Coupled Effect of Cross-Sectional Shape and Load Reduction on High-Filled Cut-and-Cover Tunnels Considering Soil–Structure Interaction

Abstract

High-filled cut-and-cover tunnels (HFCCTs) are common in northwestern China because their construction allows usable land over the CCT to be reclaimed. However, due to the unique landforms of the Loess Plateau in this region of China, the amount of backfill soil that is needed for HFCCTs is enormous, and the backfill must be high enough to maximize the usable land. Currently, the main challenges for the construction of HFCCTs are ultrahigh earth pressure and safety concerns related to the existing CCT lining structure. This paper discusses physical modeling tests that were conducted to investigate (1) load reduction methods that utilize expanded polystyrene (EPS) in the backfill soil; and (2) structural modifications to CCTs. The experimental results agree well with the numerical analysis results.

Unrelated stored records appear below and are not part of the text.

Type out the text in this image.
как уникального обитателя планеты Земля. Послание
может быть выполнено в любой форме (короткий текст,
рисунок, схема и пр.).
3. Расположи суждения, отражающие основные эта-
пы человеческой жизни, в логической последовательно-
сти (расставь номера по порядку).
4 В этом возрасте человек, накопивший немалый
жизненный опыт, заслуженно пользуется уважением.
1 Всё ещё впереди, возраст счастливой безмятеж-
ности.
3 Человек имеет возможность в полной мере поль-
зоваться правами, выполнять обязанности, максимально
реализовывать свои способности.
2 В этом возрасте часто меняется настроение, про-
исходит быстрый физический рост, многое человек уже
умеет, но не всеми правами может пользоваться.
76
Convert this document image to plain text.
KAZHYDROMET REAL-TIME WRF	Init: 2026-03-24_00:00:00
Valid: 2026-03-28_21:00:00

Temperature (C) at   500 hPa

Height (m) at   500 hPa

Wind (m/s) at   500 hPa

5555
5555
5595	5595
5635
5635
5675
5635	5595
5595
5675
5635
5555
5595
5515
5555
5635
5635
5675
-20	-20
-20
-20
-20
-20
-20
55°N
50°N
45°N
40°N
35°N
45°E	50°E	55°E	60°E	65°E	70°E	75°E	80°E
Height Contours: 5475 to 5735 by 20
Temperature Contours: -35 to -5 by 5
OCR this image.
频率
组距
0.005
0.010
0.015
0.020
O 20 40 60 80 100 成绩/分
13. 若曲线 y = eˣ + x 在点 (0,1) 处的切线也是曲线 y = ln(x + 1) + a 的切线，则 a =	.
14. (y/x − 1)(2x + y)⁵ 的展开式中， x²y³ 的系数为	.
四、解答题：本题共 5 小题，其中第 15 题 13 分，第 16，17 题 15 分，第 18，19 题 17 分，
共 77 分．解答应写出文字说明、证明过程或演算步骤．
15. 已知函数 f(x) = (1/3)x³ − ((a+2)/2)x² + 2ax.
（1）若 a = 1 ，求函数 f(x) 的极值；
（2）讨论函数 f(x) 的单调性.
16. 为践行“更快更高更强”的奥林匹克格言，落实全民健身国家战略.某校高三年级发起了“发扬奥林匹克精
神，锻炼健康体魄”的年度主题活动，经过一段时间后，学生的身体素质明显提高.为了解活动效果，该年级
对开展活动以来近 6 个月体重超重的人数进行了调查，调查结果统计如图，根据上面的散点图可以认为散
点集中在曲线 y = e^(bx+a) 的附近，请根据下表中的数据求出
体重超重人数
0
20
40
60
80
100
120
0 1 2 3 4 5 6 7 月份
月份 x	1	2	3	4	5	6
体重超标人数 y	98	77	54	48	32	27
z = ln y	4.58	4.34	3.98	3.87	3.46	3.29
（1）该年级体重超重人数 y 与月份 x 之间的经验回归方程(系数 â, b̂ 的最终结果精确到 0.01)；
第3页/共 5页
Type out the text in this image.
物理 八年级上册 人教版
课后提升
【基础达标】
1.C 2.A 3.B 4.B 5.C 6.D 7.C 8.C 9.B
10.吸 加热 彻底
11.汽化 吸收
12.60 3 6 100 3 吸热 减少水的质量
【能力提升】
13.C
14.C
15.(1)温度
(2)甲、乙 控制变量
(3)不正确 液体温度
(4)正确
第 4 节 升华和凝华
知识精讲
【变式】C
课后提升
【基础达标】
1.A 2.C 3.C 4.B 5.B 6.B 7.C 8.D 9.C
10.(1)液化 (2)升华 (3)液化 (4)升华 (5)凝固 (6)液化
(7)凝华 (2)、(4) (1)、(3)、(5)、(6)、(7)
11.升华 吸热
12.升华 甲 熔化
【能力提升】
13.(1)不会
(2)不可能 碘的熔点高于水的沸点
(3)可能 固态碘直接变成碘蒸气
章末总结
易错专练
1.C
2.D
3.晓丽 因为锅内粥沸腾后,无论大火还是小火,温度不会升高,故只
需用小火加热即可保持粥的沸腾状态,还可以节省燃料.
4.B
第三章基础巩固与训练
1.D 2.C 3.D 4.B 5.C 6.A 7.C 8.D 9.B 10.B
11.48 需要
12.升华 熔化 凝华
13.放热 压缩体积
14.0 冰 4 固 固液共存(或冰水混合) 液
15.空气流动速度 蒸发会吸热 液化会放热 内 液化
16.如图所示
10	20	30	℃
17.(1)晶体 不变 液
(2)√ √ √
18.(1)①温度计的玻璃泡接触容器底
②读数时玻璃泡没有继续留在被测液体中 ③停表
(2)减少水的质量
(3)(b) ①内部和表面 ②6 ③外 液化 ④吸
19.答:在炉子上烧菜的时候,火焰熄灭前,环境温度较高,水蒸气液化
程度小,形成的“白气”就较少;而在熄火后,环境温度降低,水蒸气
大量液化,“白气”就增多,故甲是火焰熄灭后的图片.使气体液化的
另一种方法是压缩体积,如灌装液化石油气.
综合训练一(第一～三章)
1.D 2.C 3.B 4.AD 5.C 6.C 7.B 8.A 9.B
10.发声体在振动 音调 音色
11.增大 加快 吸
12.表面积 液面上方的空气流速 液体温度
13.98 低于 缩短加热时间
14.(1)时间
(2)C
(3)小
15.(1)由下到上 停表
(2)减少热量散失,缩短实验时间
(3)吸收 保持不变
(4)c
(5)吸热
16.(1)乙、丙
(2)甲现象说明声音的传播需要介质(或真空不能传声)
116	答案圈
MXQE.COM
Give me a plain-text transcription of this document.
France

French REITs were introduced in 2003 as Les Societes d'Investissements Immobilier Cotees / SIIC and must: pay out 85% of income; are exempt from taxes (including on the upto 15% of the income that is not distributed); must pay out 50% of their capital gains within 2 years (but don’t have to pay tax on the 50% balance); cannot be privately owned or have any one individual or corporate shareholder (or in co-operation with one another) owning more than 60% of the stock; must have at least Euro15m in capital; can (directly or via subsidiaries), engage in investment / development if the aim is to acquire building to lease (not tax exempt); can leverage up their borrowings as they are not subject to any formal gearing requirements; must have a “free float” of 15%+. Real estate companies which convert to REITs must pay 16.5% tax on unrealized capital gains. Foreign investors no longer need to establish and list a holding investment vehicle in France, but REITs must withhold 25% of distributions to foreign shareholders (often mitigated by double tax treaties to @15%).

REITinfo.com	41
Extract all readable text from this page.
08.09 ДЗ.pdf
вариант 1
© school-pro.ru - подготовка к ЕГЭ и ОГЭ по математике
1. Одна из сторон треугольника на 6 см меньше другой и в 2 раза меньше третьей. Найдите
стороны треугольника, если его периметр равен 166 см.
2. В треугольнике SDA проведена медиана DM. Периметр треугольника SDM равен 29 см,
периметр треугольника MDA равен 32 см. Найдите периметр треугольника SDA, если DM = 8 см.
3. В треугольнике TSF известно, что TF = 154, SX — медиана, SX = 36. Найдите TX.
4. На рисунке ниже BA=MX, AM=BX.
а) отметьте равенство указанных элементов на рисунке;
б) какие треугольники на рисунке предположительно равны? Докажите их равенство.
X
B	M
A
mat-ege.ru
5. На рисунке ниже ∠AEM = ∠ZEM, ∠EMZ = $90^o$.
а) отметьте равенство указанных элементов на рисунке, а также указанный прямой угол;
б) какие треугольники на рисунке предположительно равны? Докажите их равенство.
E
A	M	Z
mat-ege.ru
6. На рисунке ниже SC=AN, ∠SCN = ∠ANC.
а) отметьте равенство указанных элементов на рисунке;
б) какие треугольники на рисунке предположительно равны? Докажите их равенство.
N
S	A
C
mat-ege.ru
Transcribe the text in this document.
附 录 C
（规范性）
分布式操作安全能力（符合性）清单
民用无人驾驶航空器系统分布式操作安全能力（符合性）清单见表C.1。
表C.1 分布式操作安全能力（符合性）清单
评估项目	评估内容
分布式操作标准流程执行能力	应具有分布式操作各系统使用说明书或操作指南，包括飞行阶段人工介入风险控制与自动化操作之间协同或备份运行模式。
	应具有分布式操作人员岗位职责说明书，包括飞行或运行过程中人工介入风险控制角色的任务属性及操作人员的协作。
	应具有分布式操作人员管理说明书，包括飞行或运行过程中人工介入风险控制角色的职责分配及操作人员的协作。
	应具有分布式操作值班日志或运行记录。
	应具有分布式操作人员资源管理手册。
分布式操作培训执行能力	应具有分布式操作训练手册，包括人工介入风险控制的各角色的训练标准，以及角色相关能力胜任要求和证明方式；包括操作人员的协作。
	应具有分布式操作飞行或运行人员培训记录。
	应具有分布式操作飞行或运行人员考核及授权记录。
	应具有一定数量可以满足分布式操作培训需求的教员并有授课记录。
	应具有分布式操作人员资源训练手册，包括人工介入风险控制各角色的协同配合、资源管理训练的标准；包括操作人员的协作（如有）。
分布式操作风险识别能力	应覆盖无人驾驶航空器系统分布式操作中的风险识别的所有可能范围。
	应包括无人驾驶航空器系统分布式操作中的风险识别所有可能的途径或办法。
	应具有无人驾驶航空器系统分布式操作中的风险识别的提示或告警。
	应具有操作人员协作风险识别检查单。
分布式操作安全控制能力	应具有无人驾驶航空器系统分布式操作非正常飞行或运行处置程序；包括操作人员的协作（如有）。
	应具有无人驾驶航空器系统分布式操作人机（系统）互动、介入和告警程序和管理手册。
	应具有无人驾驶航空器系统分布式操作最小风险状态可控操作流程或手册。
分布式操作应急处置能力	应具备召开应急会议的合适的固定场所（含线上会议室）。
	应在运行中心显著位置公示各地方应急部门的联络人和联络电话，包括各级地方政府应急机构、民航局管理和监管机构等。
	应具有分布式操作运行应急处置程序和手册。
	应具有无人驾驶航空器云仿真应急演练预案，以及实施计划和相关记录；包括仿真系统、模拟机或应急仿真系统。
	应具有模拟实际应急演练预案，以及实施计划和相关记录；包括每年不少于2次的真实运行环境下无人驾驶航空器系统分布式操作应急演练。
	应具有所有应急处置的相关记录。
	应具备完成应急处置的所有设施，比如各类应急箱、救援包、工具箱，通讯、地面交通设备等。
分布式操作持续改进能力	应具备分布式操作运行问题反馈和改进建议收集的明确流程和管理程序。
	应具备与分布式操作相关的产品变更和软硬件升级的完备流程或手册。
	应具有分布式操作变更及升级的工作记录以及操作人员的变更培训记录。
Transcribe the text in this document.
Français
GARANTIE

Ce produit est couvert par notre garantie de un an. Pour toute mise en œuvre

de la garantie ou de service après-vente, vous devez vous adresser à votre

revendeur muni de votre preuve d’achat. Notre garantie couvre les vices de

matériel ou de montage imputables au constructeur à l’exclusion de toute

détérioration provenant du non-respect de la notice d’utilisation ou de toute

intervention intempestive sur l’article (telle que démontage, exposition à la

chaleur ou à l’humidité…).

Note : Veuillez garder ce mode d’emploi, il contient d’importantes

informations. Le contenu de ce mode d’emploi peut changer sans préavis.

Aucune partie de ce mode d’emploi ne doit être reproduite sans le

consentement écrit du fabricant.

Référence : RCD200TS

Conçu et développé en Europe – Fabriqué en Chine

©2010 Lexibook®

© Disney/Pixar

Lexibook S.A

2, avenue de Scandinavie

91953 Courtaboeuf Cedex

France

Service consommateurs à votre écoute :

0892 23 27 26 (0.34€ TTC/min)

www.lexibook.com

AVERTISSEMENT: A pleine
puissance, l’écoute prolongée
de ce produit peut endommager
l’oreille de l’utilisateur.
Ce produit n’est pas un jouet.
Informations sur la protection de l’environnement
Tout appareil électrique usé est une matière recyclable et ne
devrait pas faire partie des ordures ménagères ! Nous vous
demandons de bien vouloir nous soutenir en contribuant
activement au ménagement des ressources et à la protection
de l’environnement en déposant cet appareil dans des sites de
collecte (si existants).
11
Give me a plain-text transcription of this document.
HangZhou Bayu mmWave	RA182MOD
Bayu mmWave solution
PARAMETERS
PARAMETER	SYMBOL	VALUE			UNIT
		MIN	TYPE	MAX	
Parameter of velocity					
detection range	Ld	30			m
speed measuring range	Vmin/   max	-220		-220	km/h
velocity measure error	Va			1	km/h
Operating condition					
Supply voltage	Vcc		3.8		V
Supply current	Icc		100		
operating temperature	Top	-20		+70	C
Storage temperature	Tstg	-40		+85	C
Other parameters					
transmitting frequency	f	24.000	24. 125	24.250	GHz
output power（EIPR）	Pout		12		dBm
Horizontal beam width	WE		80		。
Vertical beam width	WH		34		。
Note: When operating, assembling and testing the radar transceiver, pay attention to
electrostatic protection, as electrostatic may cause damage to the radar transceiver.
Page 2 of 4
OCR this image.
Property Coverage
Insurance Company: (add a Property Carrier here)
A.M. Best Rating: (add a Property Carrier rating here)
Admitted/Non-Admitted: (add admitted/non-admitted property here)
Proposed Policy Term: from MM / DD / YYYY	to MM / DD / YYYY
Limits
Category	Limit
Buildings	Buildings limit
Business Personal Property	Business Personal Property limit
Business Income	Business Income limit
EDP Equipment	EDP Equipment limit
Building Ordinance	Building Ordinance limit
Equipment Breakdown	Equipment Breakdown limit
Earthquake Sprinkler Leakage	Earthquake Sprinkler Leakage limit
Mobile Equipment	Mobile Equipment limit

The numerical analysis helped to determine suitable thicknesses of EPS material for load reduction when the CCT was subjected to different backfill heights. Also, by modifying the cross-sectional shape of the lining structure of CCT, the internal forces could be altered to make the concrete structure support more compressive loads rather than succumb to bending moments. This study found that the coupled effects of load reduction using EPS and cross-sectional modifications of the CCT lining structure can significantly reduce the required thickness of the CCT lining structure, enhance the safety of the CCT, and increase the allowable backfill height.